Developed by OccuLogix, Rheopheresis ® is the name for double filtration plasmapheresis that uses plasma filtration filters specifically designed for patients with dry AMD. The filtration process removes large proteins, fats and other substances from the blood. This, in theory, improves blood flow to the macula and enhances diffusion of nutrients to the retina and RPE. In 2002, interim data published on the first 43 patients (28 test, 15 placebo) enrolled in the Multicenter Investigation of Rheopheresis® for AMD Study (MIRA- 1) revealed a significant beneficial effect in treated patients with mild and moderate dry AMD. MIRA-1 patients received eight treatments over 10 weeks.

The results showed that 13% of treated versus 0% percent of placebo-control eyes had three lines or more of improvement in best-corrected visual acuity (BCVA) at 12 months. Also, only 4% of treated versus 18% of placebo-control eyes had three lines or more loss of BCVA. This result was significant and even more pronounced in the subgroup of patients with baseline BCVA worse than 20/40.31 More definitive conclusions may be made once results from the full 180 patients that the study aims to enroll are available.32 As of now, this data has not been published.

Occulogix has also sponsored the Safety and Effectiveness Investigation for Dry, Non-Exudative Age Related Macular Degeneration Using Rheopheresis Study (RHEO-AMD), which is of a design similar to MIRA-1 y and aims to enroll 325 patients at 39 clinic sites. However, this study was reported to have been halted “due to the financial position” of Occulogix.33 However, the Occulogix Web site shows that the company is still operating.

Toll-like Receptor 3

Toll-like receptor 3 (TLR3) plays a role in innate immunity and host defense, and alerts the immune system to viral infection. TLR3 may cause destruction of RPE cells when activated. In a large study, patients with less active variants of TLR3 had a reduced risk of developing GA, but no difference in the risk of CNV. The same study also showed that mouse and human RPE cells were more likely to die in tissue culture when TLR3 is activated. These results have two important implications for AMD treatments. First, TLR3 inhibitors may be used in the future to stop the formation of GA. Second, these results serve as a caution for current experimental treatments of CNV with short-interfering- RNA (siRNA), because TLR3 is activated by the presence of viral RNA, it may also be activated by siRNA causing GA while trying to protect against CNV.34

Summary

It was not that long ago that patients with subfoveal CNV were treated with thermal laser that resulted in immediate loss of vision and questionable functional benefit. We now have effective treatments for CNV that give hope to many patients. However, vision loss from GA still cannot be treated and dry AMD cannot be halted at an early stage or before it develops.

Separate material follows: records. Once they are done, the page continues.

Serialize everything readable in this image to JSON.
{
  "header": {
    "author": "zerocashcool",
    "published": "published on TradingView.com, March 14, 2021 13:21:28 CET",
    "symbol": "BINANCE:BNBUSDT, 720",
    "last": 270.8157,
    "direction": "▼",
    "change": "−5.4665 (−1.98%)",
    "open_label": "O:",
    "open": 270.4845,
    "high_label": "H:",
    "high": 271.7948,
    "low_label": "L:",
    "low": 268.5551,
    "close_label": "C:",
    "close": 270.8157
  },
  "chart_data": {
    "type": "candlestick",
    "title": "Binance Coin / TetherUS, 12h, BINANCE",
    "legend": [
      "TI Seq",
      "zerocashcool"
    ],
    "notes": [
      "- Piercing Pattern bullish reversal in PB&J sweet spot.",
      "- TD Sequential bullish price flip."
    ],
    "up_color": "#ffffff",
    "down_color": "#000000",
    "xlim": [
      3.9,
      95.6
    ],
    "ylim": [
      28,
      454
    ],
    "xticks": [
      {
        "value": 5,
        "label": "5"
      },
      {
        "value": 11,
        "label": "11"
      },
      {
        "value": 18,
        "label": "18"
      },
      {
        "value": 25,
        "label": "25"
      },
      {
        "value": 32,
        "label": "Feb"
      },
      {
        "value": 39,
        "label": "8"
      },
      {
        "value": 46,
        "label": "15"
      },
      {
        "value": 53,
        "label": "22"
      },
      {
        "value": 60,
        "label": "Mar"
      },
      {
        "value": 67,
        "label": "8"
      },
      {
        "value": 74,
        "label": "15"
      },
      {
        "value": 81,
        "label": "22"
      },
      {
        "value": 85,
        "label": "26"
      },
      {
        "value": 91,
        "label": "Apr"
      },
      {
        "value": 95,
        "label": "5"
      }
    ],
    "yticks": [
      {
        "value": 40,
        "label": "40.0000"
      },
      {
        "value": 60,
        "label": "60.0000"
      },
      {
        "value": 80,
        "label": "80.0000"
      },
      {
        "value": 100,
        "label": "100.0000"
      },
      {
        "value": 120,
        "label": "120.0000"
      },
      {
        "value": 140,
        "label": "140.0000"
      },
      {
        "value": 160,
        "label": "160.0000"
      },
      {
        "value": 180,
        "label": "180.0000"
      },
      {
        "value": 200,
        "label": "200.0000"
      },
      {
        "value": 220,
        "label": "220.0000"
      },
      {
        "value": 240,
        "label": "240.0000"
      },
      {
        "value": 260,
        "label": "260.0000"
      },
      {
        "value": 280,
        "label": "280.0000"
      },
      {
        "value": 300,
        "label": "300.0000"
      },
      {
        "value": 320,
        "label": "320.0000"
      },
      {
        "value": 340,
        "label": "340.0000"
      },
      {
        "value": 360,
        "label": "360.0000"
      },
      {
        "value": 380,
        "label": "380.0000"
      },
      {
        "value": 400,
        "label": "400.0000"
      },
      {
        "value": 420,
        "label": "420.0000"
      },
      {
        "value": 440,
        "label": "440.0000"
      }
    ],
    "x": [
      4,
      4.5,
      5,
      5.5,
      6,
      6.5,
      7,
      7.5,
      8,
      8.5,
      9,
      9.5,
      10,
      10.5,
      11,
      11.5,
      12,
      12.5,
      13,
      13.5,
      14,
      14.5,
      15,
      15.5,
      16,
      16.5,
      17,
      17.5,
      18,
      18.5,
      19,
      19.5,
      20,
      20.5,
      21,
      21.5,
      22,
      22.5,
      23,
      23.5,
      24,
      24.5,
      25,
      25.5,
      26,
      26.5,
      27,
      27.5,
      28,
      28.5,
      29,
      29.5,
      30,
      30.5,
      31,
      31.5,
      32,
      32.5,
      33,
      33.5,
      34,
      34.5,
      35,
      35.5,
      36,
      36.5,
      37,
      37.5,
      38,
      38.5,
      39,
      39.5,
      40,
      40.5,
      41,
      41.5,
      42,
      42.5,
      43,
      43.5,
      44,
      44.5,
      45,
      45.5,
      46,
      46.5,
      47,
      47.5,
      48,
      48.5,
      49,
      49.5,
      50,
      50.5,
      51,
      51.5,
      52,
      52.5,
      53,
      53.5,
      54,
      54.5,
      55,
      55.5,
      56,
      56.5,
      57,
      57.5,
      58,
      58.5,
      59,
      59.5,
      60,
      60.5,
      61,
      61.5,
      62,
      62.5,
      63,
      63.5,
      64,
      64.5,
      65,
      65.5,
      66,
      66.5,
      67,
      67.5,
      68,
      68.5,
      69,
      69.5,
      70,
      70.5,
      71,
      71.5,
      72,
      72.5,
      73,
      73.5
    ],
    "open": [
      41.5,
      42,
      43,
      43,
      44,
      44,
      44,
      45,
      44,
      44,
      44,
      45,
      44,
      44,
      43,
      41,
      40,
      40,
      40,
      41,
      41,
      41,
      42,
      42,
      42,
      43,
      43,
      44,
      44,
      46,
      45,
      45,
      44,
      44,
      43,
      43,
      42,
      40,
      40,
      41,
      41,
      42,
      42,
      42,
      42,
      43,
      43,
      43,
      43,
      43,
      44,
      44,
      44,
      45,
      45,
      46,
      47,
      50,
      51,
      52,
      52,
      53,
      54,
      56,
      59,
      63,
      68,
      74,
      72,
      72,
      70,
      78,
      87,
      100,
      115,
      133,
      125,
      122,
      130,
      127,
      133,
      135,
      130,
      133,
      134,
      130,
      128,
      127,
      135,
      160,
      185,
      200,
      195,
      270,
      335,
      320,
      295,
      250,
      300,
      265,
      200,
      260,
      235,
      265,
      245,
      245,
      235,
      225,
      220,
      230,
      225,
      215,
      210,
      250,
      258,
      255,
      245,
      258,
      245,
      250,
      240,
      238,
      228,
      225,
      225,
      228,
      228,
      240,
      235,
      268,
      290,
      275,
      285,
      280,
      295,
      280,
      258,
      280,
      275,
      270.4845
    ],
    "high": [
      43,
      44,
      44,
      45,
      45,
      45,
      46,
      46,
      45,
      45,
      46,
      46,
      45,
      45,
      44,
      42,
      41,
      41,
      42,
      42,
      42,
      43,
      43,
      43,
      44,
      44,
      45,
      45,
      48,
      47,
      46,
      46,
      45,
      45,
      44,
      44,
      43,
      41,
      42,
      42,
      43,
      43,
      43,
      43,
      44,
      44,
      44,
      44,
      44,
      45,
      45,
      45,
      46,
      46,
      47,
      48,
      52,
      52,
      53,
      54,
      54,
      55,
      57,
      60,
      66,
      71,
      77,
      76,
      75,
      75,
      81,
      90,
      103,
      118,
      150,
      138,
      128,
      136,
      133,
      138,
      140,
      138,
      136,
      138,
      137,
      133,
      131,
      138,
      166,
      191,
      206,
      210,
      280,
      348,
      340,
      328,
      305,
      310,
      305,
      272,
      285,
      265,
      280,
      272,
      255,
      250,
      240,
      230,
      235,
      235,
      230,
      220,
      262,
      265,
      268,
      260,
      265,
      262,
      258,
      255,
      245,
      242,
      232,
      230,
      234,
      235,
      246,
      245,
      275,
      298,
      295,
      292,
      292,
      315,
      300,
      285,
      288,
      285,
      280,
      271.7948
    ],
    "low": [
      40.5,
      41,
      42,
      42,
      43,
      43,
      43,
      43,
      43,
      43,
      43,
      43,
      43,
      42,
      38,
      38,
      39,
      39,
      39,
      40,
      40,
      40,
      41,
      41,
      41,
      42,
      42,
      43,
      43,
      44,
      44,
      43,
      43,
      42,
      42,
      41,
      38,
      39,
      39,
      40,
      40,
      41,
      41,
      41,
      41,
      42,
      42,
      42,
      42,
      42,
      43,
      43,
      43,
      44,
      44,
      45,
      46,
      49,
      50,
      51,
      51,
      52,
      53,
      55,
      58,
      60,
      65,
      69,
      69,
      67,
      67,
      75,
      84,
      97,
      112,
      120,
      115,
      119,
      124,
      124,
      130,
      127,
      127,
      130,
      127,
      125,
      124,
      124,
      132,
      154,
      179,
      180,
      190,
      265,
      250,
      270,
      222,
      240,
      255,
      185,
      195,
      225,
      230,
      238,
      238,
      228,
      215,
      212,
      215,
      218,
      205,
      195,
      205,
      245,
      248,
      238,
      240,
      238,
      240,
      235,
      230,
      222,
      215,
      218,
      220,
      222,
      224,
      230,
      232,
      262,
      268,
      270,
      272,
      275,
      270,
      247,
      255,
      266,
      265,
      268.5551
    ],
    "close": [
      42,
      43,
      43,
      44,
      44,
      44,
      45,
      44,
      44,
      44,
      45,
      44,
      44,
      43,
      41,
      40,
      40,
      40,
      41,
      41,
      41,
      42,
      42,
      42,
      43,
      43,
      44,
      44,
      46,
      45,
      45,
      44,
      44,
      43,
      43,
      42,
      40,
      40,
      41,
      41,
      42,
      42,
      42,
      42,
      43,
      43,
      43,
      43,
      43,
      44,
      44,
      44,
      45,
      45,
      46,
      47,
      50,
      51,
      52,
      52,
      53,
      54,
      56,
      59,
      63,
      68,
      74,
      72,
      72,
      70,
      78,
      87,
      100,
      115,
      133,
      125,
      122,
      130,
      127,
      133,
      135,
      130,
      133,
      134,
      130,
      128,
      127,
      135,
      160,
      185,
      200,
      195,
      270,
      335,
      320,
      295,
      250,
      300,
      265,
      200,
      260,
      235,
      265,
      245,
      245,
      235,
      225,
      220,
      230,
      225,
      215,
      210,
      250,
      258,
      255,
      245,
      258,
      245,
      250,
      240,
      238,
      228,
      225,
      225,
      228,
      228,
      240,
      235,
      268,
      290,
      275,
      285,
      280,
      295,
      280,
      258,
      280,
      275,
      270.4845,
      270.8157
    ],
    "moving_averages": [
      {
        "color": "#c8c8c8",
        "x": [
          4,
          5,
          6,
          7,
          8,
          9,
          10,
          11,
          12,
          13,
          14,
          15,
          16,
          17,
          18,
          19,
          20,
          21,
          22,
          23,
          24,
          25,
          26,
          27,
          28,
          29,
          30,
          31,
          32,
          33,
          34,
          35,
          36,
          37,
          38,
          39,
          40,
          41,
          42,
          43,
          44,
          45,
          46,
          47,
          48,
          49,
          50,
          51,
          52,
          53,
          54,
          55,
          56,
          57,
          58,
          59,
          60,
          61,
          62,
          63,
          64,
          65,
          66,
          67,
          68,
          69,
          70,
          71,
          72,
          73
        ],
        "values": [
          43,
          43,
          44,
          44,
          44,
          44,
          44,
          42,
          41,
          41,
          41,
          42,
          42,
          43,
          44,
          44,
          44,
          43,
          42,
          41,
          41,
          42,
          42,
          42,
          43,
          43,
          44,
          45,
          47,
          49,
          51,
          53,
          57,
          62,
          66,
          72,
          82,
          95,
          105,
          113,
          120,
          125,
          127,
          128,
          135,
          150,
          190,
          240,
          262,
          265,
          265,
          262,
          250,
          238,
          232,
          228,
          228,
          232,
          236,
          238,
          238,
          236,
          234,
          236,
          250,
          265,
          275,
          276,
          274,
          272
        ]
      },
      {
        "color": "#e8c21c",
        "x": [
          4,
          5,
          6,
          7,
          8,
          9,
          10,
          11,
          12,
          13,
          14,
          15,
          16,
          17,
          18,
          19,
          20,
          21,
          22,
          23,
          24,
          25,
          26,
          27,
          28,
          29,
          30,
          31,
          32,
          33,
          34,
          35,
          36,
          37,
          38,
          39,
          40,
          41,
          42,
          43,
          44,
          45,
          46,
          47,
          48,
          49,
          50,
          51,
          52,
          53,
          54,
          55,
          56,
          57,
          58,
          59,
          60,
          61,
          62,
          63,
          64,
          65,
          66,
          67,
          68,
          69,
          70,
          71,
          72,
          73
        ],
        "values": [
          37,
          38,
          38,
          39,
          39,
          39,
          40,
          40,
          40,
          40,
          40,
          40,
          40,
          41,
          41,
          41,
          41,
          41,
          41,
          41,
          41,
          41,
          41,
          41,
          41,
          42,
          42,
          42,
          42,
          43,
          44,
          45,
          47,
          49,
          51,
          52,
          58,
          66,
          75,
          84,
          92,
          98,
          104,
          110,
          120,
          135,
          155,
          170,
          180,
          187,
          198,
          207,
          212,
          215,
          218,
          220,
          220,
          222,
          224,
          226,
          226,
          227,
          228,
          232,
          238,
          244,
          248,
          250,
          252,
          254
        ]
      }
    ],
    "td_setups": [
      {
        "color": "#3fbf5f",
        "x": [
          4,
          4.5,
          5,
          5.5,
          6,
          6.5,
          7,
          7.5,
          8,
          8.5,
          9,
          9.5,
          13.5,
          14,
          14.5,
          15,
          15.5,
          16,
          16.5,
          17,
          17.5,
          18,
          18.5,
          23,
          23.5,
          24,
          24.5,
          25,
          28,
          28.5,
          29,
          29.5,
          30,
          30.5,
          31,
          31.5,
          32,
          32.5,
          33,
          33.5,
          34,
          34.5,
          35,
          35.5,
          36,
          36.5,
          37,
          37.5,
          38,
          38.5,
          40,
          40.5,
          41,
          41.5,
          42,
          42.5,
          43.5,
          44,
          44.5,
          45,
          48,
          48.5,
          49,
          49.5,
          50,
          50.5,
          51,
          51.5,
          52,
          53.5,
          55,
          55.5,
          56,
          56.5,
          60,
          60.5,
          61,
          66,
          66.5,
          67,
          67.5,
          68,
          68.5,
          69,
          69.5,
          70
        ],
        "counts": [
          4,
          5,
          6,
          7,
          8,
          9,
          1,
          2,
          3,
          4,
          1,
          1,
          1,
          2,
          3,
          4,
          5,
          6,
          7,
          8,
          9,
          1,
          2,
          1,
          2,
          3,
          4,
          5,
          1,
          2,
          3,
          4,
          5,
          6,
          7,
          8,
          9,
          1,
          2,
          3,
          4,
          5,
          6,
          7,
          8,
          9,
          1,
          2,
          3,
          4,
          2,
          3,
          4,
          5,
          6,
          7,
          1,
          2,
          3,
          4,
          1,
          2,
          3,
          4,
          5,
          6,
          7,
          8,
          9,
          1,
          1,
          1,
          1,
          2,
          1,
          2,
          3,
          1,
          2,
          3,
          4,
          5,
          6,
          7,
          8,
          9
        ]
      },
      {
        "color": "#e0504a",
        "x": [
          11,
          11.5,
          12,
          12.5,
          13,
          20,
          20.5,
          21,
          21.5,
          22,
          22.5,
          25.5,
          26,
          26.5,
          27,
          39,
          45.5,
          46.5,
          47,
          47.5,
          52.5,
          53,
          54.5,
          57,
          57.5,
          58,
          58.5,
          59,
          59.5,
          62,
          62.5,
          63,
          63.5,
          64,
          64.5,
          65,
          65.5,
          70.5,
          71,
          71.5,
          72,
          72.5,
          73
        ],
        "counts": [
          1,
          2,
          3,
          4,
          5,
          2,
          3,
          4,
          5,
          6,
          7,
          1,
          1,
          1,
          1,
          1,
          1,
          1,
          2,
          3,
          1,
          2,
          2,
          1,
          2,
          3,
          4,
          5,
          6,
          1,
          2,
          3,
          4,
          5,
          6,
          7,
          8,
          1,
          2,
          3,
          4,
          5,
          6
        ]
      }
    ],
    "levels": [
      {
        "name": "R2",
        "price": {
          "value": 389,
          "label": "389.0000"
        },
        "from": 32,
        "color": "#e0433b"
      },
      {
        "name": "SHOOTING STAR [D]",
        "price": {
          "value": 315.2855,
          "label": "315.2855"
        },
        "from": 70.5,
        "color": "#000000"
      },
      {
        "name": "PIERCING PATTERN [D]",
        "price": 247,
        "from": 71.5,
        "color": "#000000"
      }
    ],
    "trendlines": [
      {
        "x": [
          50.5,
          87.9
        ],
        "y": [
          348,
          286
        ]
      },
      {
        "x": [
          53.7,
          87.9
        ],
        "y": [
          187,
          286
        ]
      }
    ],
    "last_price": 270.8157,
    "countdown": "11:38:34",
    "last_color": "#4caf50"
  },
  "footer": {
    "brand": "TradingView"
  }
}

Current clinical trials for dry AMD test treatments that affect all the different stages proposed. AREDS 2 and OT- 551 target the oxidative stress that leads to injury of the RPE and possibly the choriocapillaris. AREDS 2, CNTF, OT- 551, POT-4, glatiramer acetate and TLR3 inhibitors home in on the subsequent chronic inflammatory response within Bruch’s membrane and the choroid. Fenretinide and glatiramer acetate affect the formation of an abnormal extracellular matrix that follows, while Rheopheresis attempts to then reverse the altered diffusion of nutrients to the retina and RPE. The final stage of further damage to the RPE (GA) is attempted to be remedied in the selective RPE laser treatment and RPE transplantation trials.

At least some of these trials are expected to produce applicable results in the coming two to three years. It is important for the primary eye care provider to follow developments closely as these outcomes will significantly affect what is done in the optometric office.

Dr. Stokkermans is a full time assistant professor at the Case Western Reserve University School of Medicine, Department of Ophthalmology and Visual Sciences, and sees patients at University Hospitals Case Medical Center, Cleveland, Ohio. He has published and lectured on AMD in the past.